Ayer me perdí a mi mismo. No me ato corto y pasa lo que pasa, al menor descuido ya no estoy conmigo y me quedo con cara de bobo, buscándome por las calles. Eso pasó ayer. Andaba caminando después del trabajo, sin pensar demasiado en el cansancio para no hacer del mismo un lastre insoportable hasta llegar a casa. Caminaba a pasos lentos, entreteniéndome mirando los escaparates y las turistas mientras yo iba a mi lado con gesto contrariado, como me pongo cuando sé que después del trabajo vamos directamente a casa, que no hay discusión que valga al respecto. Contrariado pero no resignado, con ese gesto de niño travieso cuando quiere parecer que no está ideando alguna trastada. Ahí está el verdadero problema, que no crezco. Porque mi yo no se resigna a que las cosas son como son, y que va conmigo como yo voy conmigo también, como siameses de telediario. Soy testarudo y, claro, en cuando bajo la guardia aprovecho para escaparme en silencio y sin avisar. Eso pasó ayer, que mi yo me hizo, que me hice a mi mismo, una pirula.

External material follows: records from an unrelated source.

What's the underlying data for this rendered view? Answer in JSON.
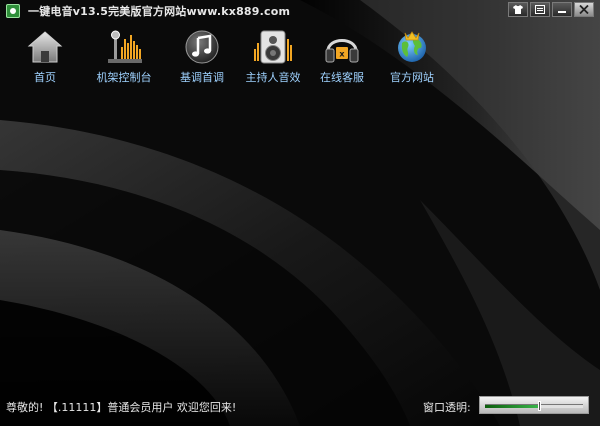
{
  "window": {
    "title": "一键电音v13.5完美版官方网站www.kx889.com"
  },
  "window_controls": [
    {
      "name": "skin-button",
      "icon": "tshirt-icon"
    },
    {
      "name": "menu-button",
      "icon": "menu-icon"
    },
    {
      "name": "minimize-button",
      "icon": "minimize-icon"
    },
    {
      "name": "close-button",
      "icon": "close-icon"
    }
  ],
  "toolbar": {
    "items": [
      {
        "label": "首页",
        "icon": "home-icon"
      },
      {
        "label": "机架控制台",
        "icon": "mixer-icon"
      },
      {
        "label": "基调首调",
        "icon": "music-note-icon"
      },
      {
        "label": "主持人音效",
        "icon": "speaker-icon"
      },
      {
        "label": "在线客服",
        "icon": "headphones-icon"
      },
      {
        "label": "官方网站",
        "icon": "globe-icon"
      }
    ]
  },
  "status": {
    "message": "尊敬的! 【.11111】普通会员用户 欢迎您回来!",
    "opacity_label": "窗口透明:",
    "opacity_value": 0.55
  },
  "colors": {
    "background": "#0b0b0b",
    "label": "#9fd2ff",
    "slider_fill": "#39b54a"
  }
}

Cuando miré a mi lado, ya no andaba conmigo. No sé si fue mientras miraba los libros del anticuario o mientras pensaba en la cena. Quizás fuera, ahora que lo pienso, mientras aquellos dos abuelos me preguntaban por no sé cual calle perdida. El caso es que cuando me pregunté si estaba cansado de andar, si quería que nos parásemos a tomar un refresco, ya no me encontraba a mi lado, y aunque ayer no fuese la primera vez que me fugo, me asusté al no verme porque no puedo evitar temer por mí mismo. Es cierto que al final nunca me pasa nada, que muchas veces cuando no me encuentro me voy solo a casa y al rato aparezco despreocupado, hablando de cualquier cosa para evitar los lógicos reproches que me hago por no hacerme caso. Pero ayer no pude dejar de pensar que me podía haber perdido para siempre, que mi vida estricta quizás me hubiera cansado, que quizás hubiera decidido andar por caminos separados consciente de que mis vidas no pueden armarse como las piezas del tente. Me asusté al considerar la posibilidad de no insistir en buscarme, de marcharme resignado a casa y una vez allí comprobar que pasaban días, o tal vez años, sin volver a verme en el sofá leyendo o gastándome bromas, o encargando una pizza cuando ya me he preparado una ensalada. Me aterrorizó la idea de vivir en un páramo gris grés, como tanta gente en tantos sitios.
Estuve durante horas buscándome desesperado entre la muchedumbre, haciendo y deshaciendo el camino del trabajo a casa. Entrando en tiendas, en bares, recorriendo callejones y plazuelas por si acaso alguien me había visto por allí. Pero nadie sabía nada de mí, nadie me conocía ni podía siquiera reconocerme tal y como me estaba describiendo. Finalmente, aturdido, me senté en un banco de la plaza nueva, por si acaso el también me estuviese buscando. Anochecía. Las palomas huían a los tejados, la estatua del rey mutaba en sombras y yo solamente pensaba en que no podía volver a casa sin la certeza de haberme encontrado. Al rato, obnubilado con mis presagios, no reparé en que alguien se había sentado a mi lado, en que alguien me ofrecía un cigarrillo. Miré sin entusiasmo y descubrí que era yo.
No me dije nada, tampoco me pedí disculpas. Fumamos despacio sin hablarnos y emprendimos la vuelta a casa. Las palomas ya dormían en los tejados y el rey había abdicado a favor de la noche. La masa se había dispersado y las tiendas y los bares comenzaba a hacer caja entre ruidos de cerrojos y platos. A través de calles solitarias, ambos caminábamos en silencio. Yo, contando derrumbado las farolas que nos guiaban por las calles. Mi yo, inquieto ante la posibilidad de haberme perdido con mi madurez, mis estrictas reglas y mis ensaladas.